Téhéran (IRNA)- « Au lieu de recours aux meusures dangereuses et aux accusations sans fondement, il ferait mieux que Trump révise la stratégie américaine en ce qui concerne la présence et le comportement des forces US dans la région » a déclaré le porte-parole du ministère iranien des Affaires étrangères, Abbas Moussavi.

Le porte-parole du ministère des Affaires étrangères, Abbas Mousavi, a rejeté vendredi 13 mars les accusations « sans fondement » proférées par le Président américain contre l'Iran concernant la récente attaque contre une base militaire occupée par les États-Unis en Irak.

« Au lieu de prendre des mesures dangereuses et des accusations sans fondement, M. Trump devrait mieux réévaluer la présence et le comportement de ses forces dans la région », a déclaré Abbas Moussavi.

Il a également exhorté les États-Unis « à éviter absolument de propager le virus de fuite en avant et de pointer du doigt les autres, dans le but de justifier leur comportement illogique et de se dérober à leur responsabilité ».

Le porte-parole de la diplomatie iranienne a suggéré que de telles attaques contre les intérêts américains en Irak étaient les conséquences de la présence illégale des Etats-Unis dans le pays arabe. Il a souligné que Washington en jouant la fuite en avant ne pouvait pas se dérober à ses responsabilités et pointer les autres pour la réaction naturelle du peuple irakien à l'assassinat et au massacre de ses commandants et combattants.
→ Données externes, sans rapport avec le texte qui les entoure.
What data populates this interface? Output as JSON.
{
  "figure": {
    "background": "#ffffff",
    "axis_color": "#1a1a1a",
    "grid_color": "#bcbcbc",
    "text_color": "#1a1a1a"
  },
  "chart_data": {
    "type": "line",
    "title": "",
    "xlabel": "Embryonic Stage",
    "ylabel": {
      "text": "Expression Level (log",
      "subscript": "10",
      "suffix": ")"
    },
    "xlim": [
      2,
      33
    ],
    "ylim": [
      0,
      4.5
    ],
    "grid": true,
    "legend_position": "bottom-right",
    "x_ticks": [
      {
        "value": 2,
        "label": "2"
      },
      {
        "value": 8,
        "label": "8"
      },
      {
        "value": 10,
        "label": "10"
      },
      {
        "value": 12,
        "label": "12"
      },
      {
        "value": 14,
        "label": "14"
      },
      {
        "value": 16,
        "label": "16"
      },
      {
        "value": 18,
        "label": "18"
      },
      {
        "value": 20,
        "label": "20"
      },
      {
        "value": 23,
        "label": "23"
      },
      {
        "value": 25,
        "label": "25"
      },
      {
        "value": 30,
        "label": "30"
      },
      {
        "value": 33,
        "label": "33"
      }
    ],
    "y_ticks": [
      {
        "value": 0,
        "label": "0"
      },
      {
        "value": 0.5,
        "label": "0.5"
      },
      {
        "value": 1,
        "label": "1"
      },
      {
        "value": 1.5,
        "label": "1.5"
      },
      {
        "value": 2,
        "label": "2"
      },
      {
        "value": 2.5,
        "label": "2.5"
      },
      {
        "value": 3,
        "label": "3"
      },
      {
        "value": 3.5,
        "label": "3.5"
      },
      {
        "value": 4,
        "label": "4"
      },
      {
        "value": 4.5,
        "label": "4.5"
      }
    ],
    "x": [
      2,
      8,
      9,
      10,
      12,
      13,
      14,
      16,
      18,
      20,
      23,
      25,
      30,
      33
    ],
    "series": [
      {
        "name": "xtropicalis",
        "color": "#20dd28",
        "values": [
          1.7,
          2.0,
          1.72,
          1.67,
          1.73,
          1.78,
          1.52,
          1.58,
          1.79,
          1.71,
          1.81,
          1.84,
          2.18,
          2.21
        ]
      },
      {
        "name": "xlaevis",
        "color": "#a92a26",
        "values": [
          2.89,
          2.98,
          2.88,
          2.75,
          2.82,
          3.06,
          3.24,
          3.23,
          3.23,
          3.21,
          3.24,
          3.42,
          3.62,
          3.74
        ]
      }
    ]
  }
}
Une attaque à la roquette a visé mercredi 11 mars une base militaire abritant des troupes américaines près de la capitale Bagdad. L'attaque contre le camp militaire de Taji a tué trois membres de la coalition menée par les États-Unis dans la région, dont deux Américains et un Britannique faisant également 26 blessés.

Aucun groupe n'a encore revendiqué la responsabilité de l'attaque au cours de laquelle quelque 19 roquettes Katioucha ont frappé la base militaire occupée par les États-Unis.

Donald Trump a ensuite autorisé l'armée américaine à riposter l'attaque à la roquette en lançant une série de frappes aériennes contre plusieurs position du Hezbollah irakien.
A l’aube de ce vendredi 13 mars, les positions des Hachd al-Chaabi (Force de la mobilisation populaire irakienne) dans quatre provinces de l’Irak – Bassora, Babel, Karbala et Salah ad-Din – ont été visées par les avions de chasse américains. L’offensive aérienne a été revendiquée par le Pentagone ajoutant qu’elle avait été menée en réaction à une attaque à la roquette contre la base militaire américaine de Taji, au nord de Bagdad.

Dans la foulée, le mouvement irakien d’al-Nujaba a annoncé, dans un communiqué, que les États-Unis ne cessaient de commettre des crimes à l’encontre des Hachd al-Chaabi, et ce à l’ombre de l’inaction de la communauté internationale.